5. Il résulte de ce qui précède que Mme A… est fondée à demander l’annulation de la décision du 14 juin 2023 par laquelle le préfet a refusé de lui délivrer un titre de séjour et, par voie de conséquence, celle par laquelle cette même autorité l’a obligée à quitter le territoire français.
Sur les conclusions en injonction :
6. Le présent jugement implique nécessairement que le préfet de Mayotte délivre à Mme A…, une carte temporaire de séjour portant la mention « vie privée et familiale ». Par suite, sous réserve d’un changement de circonstances de fait ou de droit, il y a lieu d’enjoindre au préfet d’y procéder dans le délai de deux mois suivant la notification du présent jugement.
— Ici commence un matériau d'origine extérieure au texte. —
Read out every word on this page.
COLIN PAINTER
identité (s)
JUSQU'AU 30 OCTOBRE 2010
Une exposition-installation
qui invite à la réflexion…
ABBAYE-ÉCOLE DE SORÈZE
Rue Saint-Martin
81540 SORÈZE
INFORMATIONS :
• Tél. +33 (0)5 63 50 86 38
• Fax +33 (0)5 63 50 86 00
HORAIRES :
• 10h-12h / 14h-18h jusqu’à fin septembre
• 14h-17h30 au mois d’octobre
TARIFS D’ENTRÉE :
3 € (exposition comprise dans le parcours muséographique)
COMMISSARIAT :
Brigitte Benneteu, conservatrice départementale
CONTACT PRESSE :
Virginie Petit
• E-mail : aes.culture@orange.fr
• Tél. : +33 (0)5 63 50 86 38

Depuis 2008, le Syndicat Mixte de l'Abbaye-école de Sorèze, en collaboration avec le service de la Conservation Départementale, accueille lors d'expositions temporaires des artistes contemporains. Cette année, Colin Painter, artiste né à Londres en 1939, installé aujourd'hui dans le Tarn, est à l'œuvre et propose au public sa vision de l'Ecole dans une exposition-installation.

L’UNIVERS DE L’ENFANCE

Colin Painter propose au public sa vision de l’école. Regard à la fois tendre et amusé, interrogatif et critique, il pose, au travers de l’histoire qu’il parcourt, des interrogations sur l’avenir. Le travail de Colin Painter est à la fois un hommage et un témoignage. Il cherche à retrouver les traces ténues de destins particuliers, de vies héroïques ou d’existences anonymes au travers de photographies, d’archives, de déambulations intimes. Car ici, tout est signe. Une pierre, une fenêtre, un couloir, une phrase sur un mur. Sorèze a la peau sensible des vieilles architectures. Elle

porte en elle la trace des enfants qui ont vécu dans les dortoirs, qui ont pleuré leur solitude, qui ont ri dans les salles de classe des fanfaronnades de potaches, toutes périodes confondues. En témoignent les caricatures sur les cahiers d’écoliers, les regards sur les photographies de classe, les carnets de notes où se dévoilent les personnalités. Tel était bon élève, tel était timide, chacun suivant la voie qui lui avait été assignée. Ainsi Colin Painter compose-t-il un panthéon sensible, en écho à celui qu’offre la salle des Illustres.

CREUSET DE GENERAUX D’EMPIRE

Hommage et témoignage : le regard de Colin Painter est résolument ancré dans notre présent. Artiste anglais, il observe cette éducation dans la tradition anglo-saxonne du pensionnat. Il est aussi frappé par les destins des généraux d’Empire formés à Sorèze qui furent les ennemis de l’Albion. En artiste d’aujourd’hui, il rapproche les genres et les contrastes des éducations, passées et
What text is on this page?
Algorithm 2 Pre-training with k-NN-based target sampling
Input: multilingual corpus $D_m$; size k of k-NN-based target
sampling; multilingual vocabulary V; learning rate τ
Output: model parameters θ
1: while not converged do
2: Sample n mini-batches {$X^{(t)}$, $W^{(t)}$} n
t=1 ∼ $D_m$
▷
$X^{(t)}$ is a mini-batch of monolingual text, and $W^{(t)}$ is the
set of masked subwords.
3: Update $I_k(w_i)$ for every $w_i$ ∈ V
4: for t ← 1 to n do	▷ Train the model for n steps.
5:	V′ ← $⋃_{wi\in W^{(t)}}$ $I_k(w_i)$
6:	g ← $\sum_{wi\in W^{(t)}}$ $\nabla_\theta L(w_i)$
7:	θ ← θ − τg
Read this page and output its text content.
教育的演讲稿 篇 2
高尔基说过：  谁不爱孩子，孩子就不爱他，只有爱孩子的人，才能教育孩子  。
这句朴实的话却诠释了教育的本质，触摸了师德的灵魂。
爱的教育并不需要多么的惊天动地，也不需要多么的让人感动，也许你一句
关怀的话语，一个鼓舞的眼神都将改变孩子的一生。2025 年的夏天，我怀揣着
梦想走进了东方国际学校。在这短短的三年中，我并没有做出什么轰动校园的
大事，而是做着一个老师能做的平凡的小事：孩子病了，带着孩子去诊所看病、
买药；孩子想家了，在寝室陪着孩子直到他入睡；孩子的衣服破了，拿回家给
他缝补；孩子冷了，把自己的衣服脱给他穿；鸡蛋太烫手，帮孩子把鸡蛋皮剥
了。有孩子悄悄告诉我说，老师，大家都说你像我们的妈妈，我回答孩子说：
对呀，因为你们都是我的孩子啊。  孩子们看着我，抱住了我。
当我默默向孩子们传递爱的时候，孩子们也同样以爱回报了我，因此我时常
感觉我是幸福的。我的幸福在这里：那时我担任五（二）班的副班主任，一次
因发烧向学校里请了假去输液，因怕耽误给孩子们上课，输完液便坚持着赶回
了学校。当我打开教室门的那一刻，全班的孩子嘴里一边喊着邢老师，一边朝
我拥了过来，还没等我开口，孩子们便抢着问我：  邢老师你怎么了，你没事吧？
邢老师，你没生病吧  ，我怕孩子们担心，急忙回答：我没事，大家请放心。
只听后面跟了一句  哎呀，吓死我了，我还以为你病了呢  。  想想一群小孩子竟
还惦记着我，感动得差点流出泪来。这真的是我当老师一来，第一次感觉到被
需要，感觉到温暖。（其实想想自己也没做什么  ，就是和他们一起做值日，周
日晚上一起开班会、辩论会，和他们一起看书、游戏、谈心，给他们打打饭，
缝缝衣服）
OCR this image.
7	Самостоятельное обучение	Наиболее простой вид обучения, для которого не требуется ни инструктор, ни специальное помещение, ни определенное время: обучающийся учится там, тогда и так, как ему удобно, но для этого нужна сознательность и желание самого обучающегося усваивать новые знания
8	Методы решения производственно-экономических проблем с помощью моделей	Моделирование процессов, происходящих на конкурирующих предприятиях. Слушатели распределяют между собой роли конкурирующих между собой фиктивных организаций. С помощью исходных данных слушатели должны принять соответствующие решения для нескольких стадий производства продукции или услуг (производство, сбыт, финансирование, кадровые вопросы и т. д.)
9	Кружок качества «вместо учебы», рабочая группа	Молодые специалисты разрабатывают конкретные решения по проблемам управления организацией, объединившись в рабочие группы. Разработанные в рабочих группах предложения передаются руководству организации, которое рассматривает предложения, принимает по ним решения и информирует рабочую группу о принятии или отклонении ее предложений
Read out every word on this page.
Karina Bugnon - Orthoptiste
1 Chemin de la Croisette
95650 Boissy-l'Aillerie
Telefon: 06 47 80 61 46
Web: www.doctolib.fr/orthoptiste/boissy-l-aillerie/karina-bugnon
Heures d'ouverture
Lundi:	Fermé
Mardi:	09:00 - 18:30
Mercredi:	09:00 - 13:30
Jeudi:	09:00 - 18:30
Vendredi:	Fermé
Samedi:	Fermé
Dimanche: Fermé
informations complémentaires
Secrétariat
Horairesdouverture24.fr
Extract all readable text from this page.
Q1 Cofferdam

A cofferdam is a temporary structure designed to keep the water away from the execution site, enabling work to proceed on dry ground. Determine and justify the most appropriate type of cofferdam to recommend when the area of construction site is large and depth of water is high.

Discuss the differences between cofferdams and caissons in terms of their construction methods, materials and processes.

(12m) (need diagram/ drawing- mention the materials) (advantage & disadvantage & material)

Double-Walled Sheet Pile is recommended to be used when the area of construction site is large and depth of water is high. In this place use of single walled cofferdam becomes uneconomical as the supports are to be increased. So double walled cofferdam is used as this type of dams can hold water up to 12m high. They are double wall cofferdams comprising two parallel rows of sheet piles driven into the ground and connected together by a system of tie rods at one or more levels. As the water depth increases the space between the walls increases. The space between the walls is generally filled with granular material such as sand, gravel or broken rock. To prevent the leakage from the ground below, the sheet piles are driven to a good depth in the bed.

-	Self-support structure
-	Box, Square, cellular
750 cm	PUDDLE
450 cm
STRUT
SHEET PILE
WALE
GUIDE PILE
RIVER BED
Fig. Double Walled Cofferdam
Sur les frais liés au litige :
7. Il y a lieu, dans les circonstances de l’espèce, de mettre à la charge de l’État la somme de 1 000 euros à verser à Mme A… en application des dispositions de l’article L. 761- 1 du code de justice administrative.
D E C I D E :
Article 1er : L’arrêté du 14 juin 2023 du préfet de Mayotte est annulé en tant qu’il porte refus de délivrance d’un titre de séjour à Mme A… et qu’il l’oblige à quitter le territoire français.
Article 2 : Il est enjoint au préfet de Mayotte de délivrer une carte temporaire de séjour portant la mention « vie privée et familiale » à Mme A… dans un délai de deux mois suivant la notification du présent jugement.
Article 3 : L’État versera la somme de 1 000 euros à Mme A… en application des dispositions de l’article L. 761-1 du code de justice administrative.
Article 4 : Le présent jugement sera notifié à Mme E… A… et au préfet de Mayotte.
Copie sera adressée au ministre de l’intérieur et à la ministre chargée des outre-mer en application de l’article R. 751-8 du code de justice administrative.
Délibéré après l’audience du 18 novembre 2025, à laquelle siégeaient :
Mme Blin, présidente,
Mme Marchessaux, première conseillère,
M. Fourcade, conseiller.
Rendu public par mise à disposition au greffe le 9 décembre 2025.
Le rapporteur,
C. FOURCADE
La présidente,
A. BLIN
La greffière,
A. B… HAMIDI
La République mande et ordonne au préfet de Mayotte en ce qui le concerne ou à tous commissaires de justice à ce requis en ce qui concerne les voies de droit commun, contre les parties privées, de pourvoir à l’exécution de la présente décision.